Let's compare general DOT implementation with for loops and NumPy library:
# CLASSIC GENERAL DOT IMPLEMENTATION
W = np.random.rand(3,len(x1)) # Random 3*len(x1) numpy array
tic = time.time()
gdot = np.zeros(W.shape[0])
for i in range(W.shape[0]):
for j in range(len(x1)):
gdot[i] += W[i,j]*x1[j]
toc = time.time()
print("Computation time = ",1000*(toc - tic))
# VECTORIZED GENERAL DOT IMPLEMENTATION
tic = time.process_time()
dot = np.dot(W,x1)
toc = time.process_time()
print("Computation time = ",1000*(toc - tic))
We tried the above code example with examples size=500000. Results were:
Computation time = 1468.2056903839111
Computation time = 3.125
From our results, we can tell that the general np.dot
is faster, around 500 times.
As you may have noticed, the vectorized implementation is much cleaner and more efficient. For bigger vectors and matrices, the differences in running time become even bigger.
Conclusion:
Keep in mind that vectorization is very important in deep learning.
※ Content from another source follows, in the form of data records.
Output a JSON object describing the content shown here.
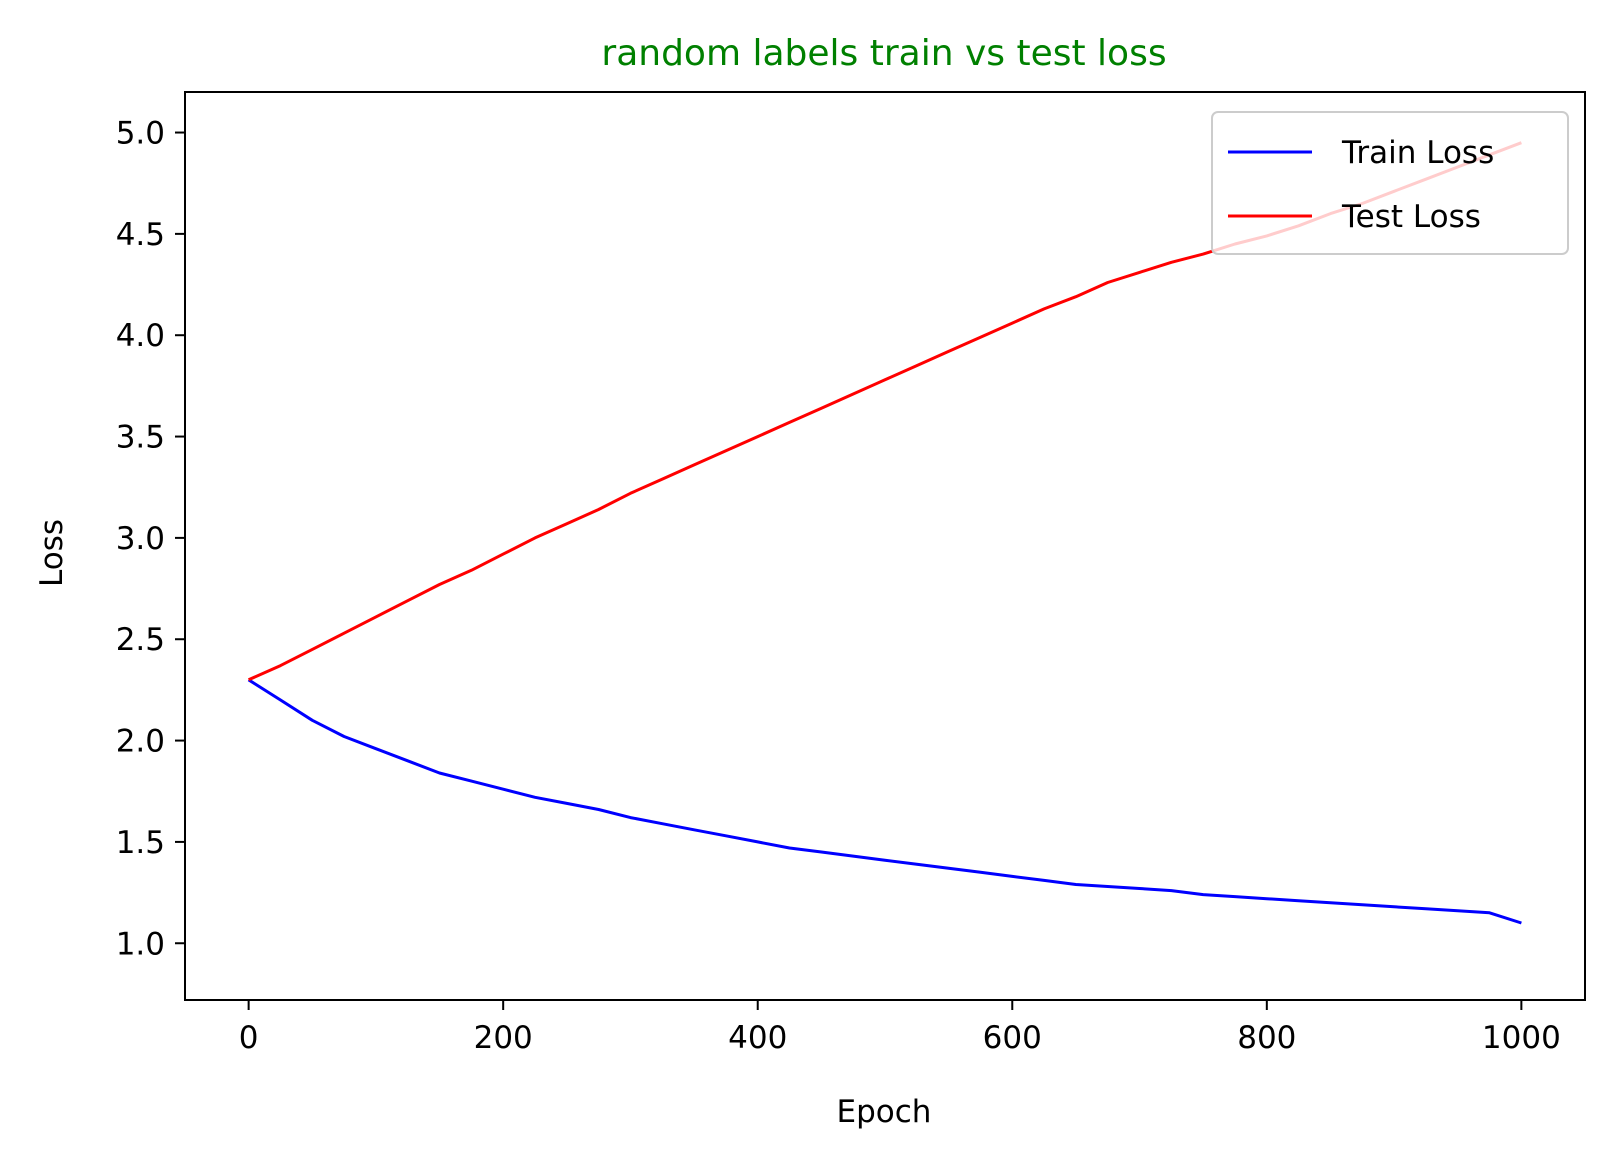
{
  "chart_data": {
    "type": "line",
    "title": "random labels train vs test loss",
    "title_color": "#008000",
    "xlabel": "Epoch",
    "ylabel": "Loss",
    "xlim": [
      -50,
      1050
    ],
    "ylim": [
      0.72,
      5.2
    ],
    "xticks": [
      0,
      200,
      400,
      600,
      800,
      1000
    ],
    "xtick_labels": [
      "0",
      "200",
      "400",
      "600",
      "800",
      "1000"
    ],
    "yticks": [
      1.0,
      1.5,
      2.0,
      2.5,
      3.0,
      3.5,
      4.0,
      4.5,
      5.0
    ],
    "ytick_labels": [
      "1.0",
      "1.5",
      "2.0",
      "2.5",
      "3.0",
      "3.5",
      "4.0",
      "4.5",
      "5.0"
    ],
    "grid": false,
    "legend_position": "upper right",
    "series": [
      {
        "name": "Train Loss",
        "color": "#0000ff",
        "x": [
          0,
          25,
          50,
          75,
          100,
          125,
          150,
          175,
          200,
          225,
          250,
          275,
          300,
          325,
          350,
          375,
          400,
          425,
          450,
          475,
          500,
          525,
          550,
          575,
          600,
          625,
          650,
          675,
          700,
          725,
          750,
          775,
          800,
          825,
          850,
          875,
          900,
          925,
          950,
          975,
          1000
        ],
        "y": [
          2.3,
          2.2,
          2.1,
          2.02,
          1.96,
          1.9,
          1.84,
          1.8,
          1.76,
          1.72,
          1.69,
          1.66,
          1.62,
          1.59,
          1.56,
          1.53,
          1.5,
          1.47,
          1.45,
          1.43,
          1.41,
          1.39,
          1.37,
          1.35,
          1.33,
          1.31,
          1.29,
          1.28,
          1.27,
          1.26,
          1.24,
          1.23,
          1.22,
          1.21,
          1.2,
          1.19,
          1.18,
          1.17,
          1.16,
          1.15,
          1.1
        ]
      },
      {
        "name": "Test Loss",
        "color": "#ff0000",
        "x": [
          0,
          25,
          50,
          75,
          100,
          125,
          150,
          175,
          200,
          225,
          250,
          275,
          300,
          325,
          350,
          375,
          400,
          425,
          450,
          475,
          500,
          525,
          550,
          575,
          600,
          625,
          650,
          675,
          700,
          725,
          750,
          775,
          800,
          825,
          850,
          875,
          900,
          925,
          950,
          975,
          1000
        ],
        "y": [
          2.3,
          2.37,
          2.45,
          2.53,
          2.61,
          2.69,
          2.77,
          2.84,
          2.92,
          3.0,
          3.07,
          3.14,
          3.22,
          3.29,
          3.36,
          3.43,
          3.5,
          3.57,
          3.64,
          3.71,
          3.78,
          3.85,
          3.92,
          3.99,
          4.06,
          4.13,
          4.19,
          4.26,
          4.31,
          4.36,
          4.4,
          4.45,
          4.49,
          4.54,
          4.6,
          4.65,
          4.71,
          4.77,
          4.83,
          4.89,
          4.95
        ]
      }
    ]
  }
}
It provides computational efficiency and clarity.
We know what is sigmoid, sigmoid derivatives, array reshaping, rows normalization, broadcasting, softmax, and vectorization. So in the next tutorial, we will start building a gradient descent function where everything will be more exciting and interesting! I hope that we have a little warm-up that will help you in the future up to this point.